Answer
$2a^2(\pi-2)$
Work Step by Step
In order to compute the surface area of the upper part of the hemi-sphere, we will have to multiply our answer by $2$.
We have $A(S)=\iint_{D} \sqrt {1+(z_x)^2+(z_y)^2} dA$; $\iint_{D} dA$ is the area of the region $D$ and $D$ is the projection of the surface on the xy-plane.

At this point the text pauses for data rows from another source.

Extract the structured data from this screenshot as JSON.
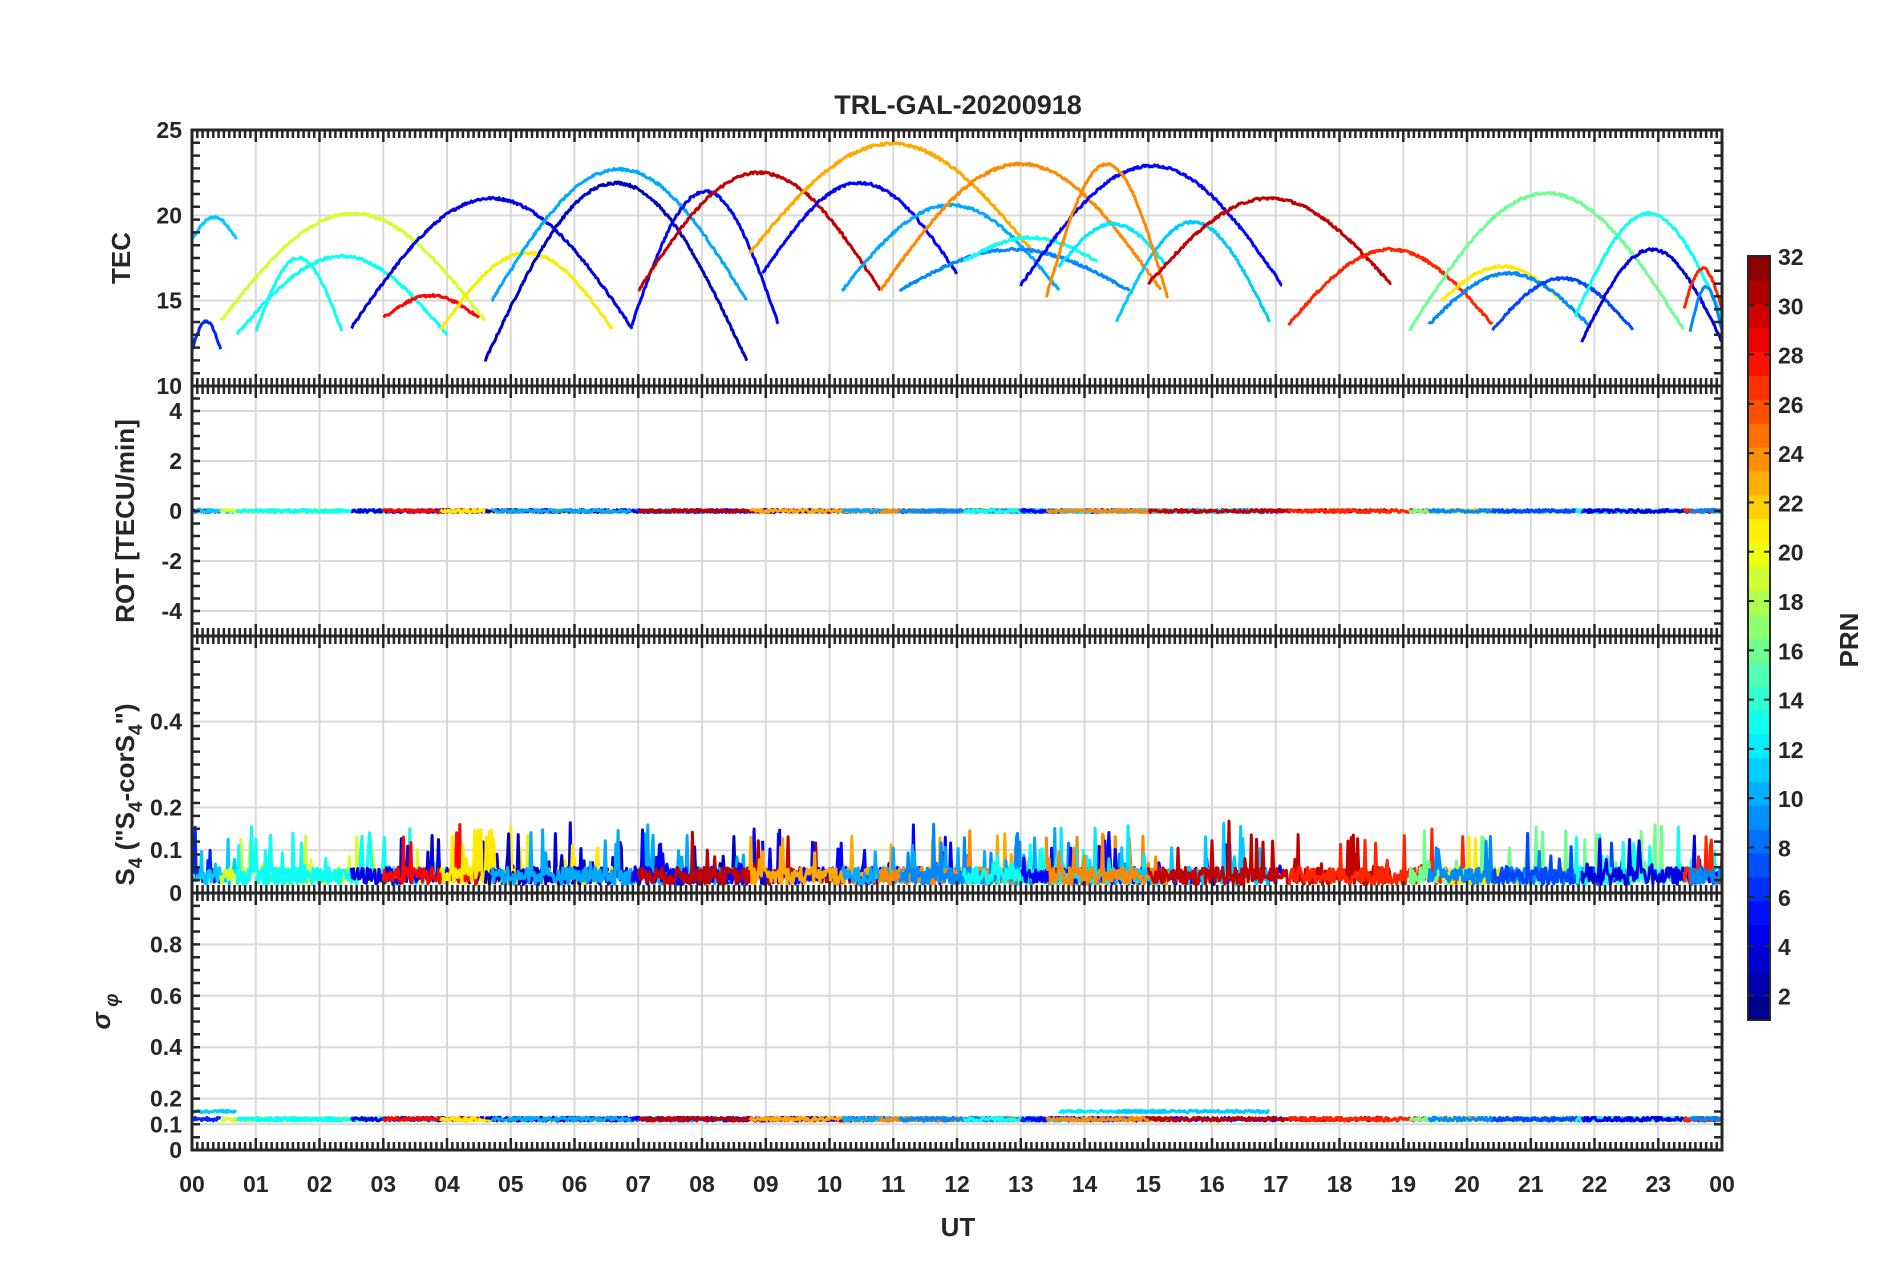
{
  "chart_data": {
    "type": "line",
    "title": "TRL-GAL-20200918",
    "xlabel": "UT",
    "x_range": [
      0,
      24
    ],
    "x_tick_labels": [
      "00",
      "01",
      "02",
      "03",
      "04",
      "05",
      "06",
      "07",
      "08",
      "09",
      "10",
      "11",
      "12",
      "13",
      "14",
      "15",
      "16",
      "17",
      "18",
      "19",
      "20",
      "21",
      "22",
      "23",
      "00"
    ],
    "grid": true,
    "colorbar": {
      "label": "PRN",
      "range": [
        1,
        32
      ],
      "ticks": [
        "2",
        "4",
        "6",
        "8",
        "10",
        "12",
        "14",
        "16",
        "18",
        "20",
        "22",
        "24",
        "26",
        "28",
        "30",
        "32"
      ],
      "placement": "right",
      "colormap": "jet"
    },
    "panels": [
      {
        "ylabel": "TEC",
        "ylim": [
          10,
          25
        ],
        "y_ticks": [
          "10",
          "15",
          "20",
          "25"
        ],
        "arcs": [
          {
            "prn": 6,
            "start": 0.0,
            "end": 0.45,
            "peak": 13.8,
            "edge": 12.1
          },
          {
            "prn": 11,
            "start": 0.0,
            "end": 0.7,
            "peak": 19.9,
            "edge": 18.6
          },
          {
            "prn": 19,
            "start": 0.45,
            "end": 4.6,
            "peak": 20.1,
            "edge": 13.8
          },
          {
            "prn": 13,
            "start": 0.7,
            "end": 4.0,
            "peak": 17.6,
            "edge": 13.0
          },
          {
            "prn": 13,
            "start": 1.0,
            "end": 2.35,
            "peak": 17.5,
            "edge": 13.2
          },
          {
            "prn": 4,
            "start": 2.5,
            "end": 6.9,
            "peak": 21.0,
            "edge": 13.4
          },
          {
            "prn": 28,
            "start": 3.0,
            "end": 4.5,
            "peak": 15.3,
            "edge": 14.0
          },
          {
            "prn": 21,
            "start": 3.9,
            "end": 6.6,
            "peak": 17.8,
            "edge": 13.3
          },
          {
            "prn": 3,
            "start": 4.6,
            "end": 8.7,
            "peak": 21.9,
            "edge": 11.5
          },
          {
            "prn": 10,
            "start": 4.7,
            "end": 8.7,
            "peak": 22.7,
            "edge": 15.0
          },
          {
            "prn": 5,
            "start": 6.9,
            "end": 9.2,
            "peak": 21.4,
            "edge": 13.6
          },
          {
            "prn": 30,
            "start": 7.0,
            "end": 10.8,
            "peak": 22.5,
            "edge": 15.6
          },
          {
            "prn": 5,
            "start": 8.95,
            "end": 12.0,
            "peak": 21.9,
            "edge": 16.6
          },
          {
            "prn": 23,
            "start": 8.75,
            "end": 13.2,
            "peak": 24.2,
            "edge": 17.8
          },
          {
            "prn": 10,
            "start": 10.2,
            "end": 13.6,
            "peak": 20.6,
            "edge": 15.6
          },
          {
            "prn": 24,
            "start": 10.8,
            "end": 15.2,
            "peak": 23.0,
            "edge": 15.6
          },
          {
            "prn": 9,
            "start": 11.1,
            "end": 14.7,
            "peak": 18.0,
            "edge": 15.6
          },
          {
            "prn": 13,
            "start": 12.1,
            "end": 14.2,
            "peak": 18.7,
            "edge": 17.3
          },
          {
            "prn": 5,
            "start": 13.0,
            "end": 17.1,
            "peak": 22.9,
            "edge": 15.9
          },
          {
            "prn": 12,
            "start": 13.6,
            "end": 15.3,
            "peak": 19.5,
            "edge": 17.0
          },
          {
            "prn": 11,
            "start": 14.5,
            "end": 16.9,
            "peak": 19.6,
            "edge": 13.8
          },
          {
            "prn": 24,
            "start": 13.4,
            "end": 15.3,
            "peak": 23.0,
            "edge": 15.2
          },
          {
            "prn": 30,
            "start": 15.0,
            "end": 18.8,
            "peak": 21.0,
            "edge": 16.0
          },
          {
            "prn": 27,
            "start": 17.2,
            "end": 20.4,
            "peak": 18.0,
            "edge": 13.6
          },
          {
            "prn": 16,
            "start": 19.1,
            "end": 23.4,
            "peak": 21.3,
            "edge": 13.3
          },
          {
            "prn": 21,
            "start": 19.6,
            "end": 21.5,
            "peak": 17.0,
            "edge": 15.0
          },
          {
            "prn": 9,
            "start": 19.4,
            "end": 21.9,
            "peak": 16.6,
            "edge": 13.6
          },
          {
            "prn": 7,
            "start": 20.4,
            "end": 22.6,
            "peak": 16.3,
            "edge": 13.3
          },
          {
            "prn": 13,
            "start": 21.7,
            "end": 24.0,
            "peak": 20.1,
            "edge": 14.1
          },
          {
            "prn": 4,
            "start": 21.8,
            "end": 24.0,
            "peak": 18.0,
            "edge": 12.6
          },
          {
            "prn": 27,
            "start": 23.4,
            "end": 24.0,
            "peak": 16.9,
            "edge": 14.5
          },
          {
            "prn": 9,
            "start": 23.5,
            "end": 24.0,
            "peak": 15.8,
            "edge": 13.2
          }
        ]
      },
      {
        "ylabel": "ROT [TECU/min]",
        "ylim": [
          -5,
          5
        ],
        "y_ticks": [
          "-4",
          "-2",
          "0",
          "2",
          "4"
        ],
        "typical_value": 0.0,
        "typical_spread": 0.12
      },
      {
        "ylabel": "S4 (\"S4-corS4\")",
        "ylabel_main": "S",
        "ylabel_sub": "4",
        "ylabel_rest_1": " (\"S",
        "ylabel_sub_2": "4",
        "ylabel_rest_2": "-corS",
        "ylabel_sub_3": "4",
        "ylabel_rest_3": "\")",
        "ylim": [
          0,
          0.6
        ],
        "y_ticks": [
          "0",
          "0.1",
          "0.2",
          "0.4"
        ],
        "typical_value": 0.05,
        "max_value": 0.16
      },
      {
        "ylabel": "σφ",
        "ylabel_main": "σ",
        "ylabel_sub": "φ",
        "ylim": [
          0,
          1
        ],
        "y_ticks": [
          "0",
          "0.1",
          "0.2",
          "0.4",
          "0.6",
          "0.8"
        ],
        "typical_value": 0.12,
        "elevated_value": 0.15
      }
    ]
  }
}
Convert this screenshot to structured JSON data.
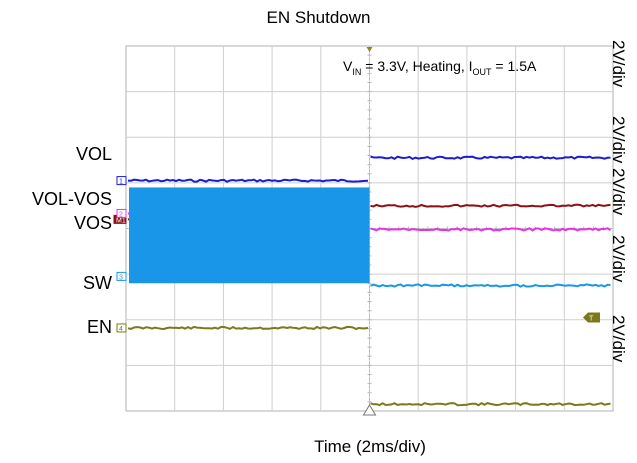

And the equation of the upper part of the hemi-sphere is $z=\sqrt{a^2-y^2-x^2}$ and the points inside the circle are: $(r, \theta)$
Therefore, $A(S)=\int_{-\pi/2}^{\pi/2} \int_{0}^{\cos \theta} \dfrac{a}{\sqrt {a^2-r^2}} r dr d \theta =\int_{-\pi/2}^{\pi/2} [-a \sqrt {a^2-r^2}]_{0}^{\cos \theta} d \theta $
or, $=2 \int_{0}^{\pi/2} a^2-a^2 \sin \theta d\theta $
or, $=2a^2 [\theta+\cos \theta]_0^{\pi/2}$
Thus, the total area is:
$S_{A}=2 \times a^2(\pi-2)=2a^2(\pi-2)$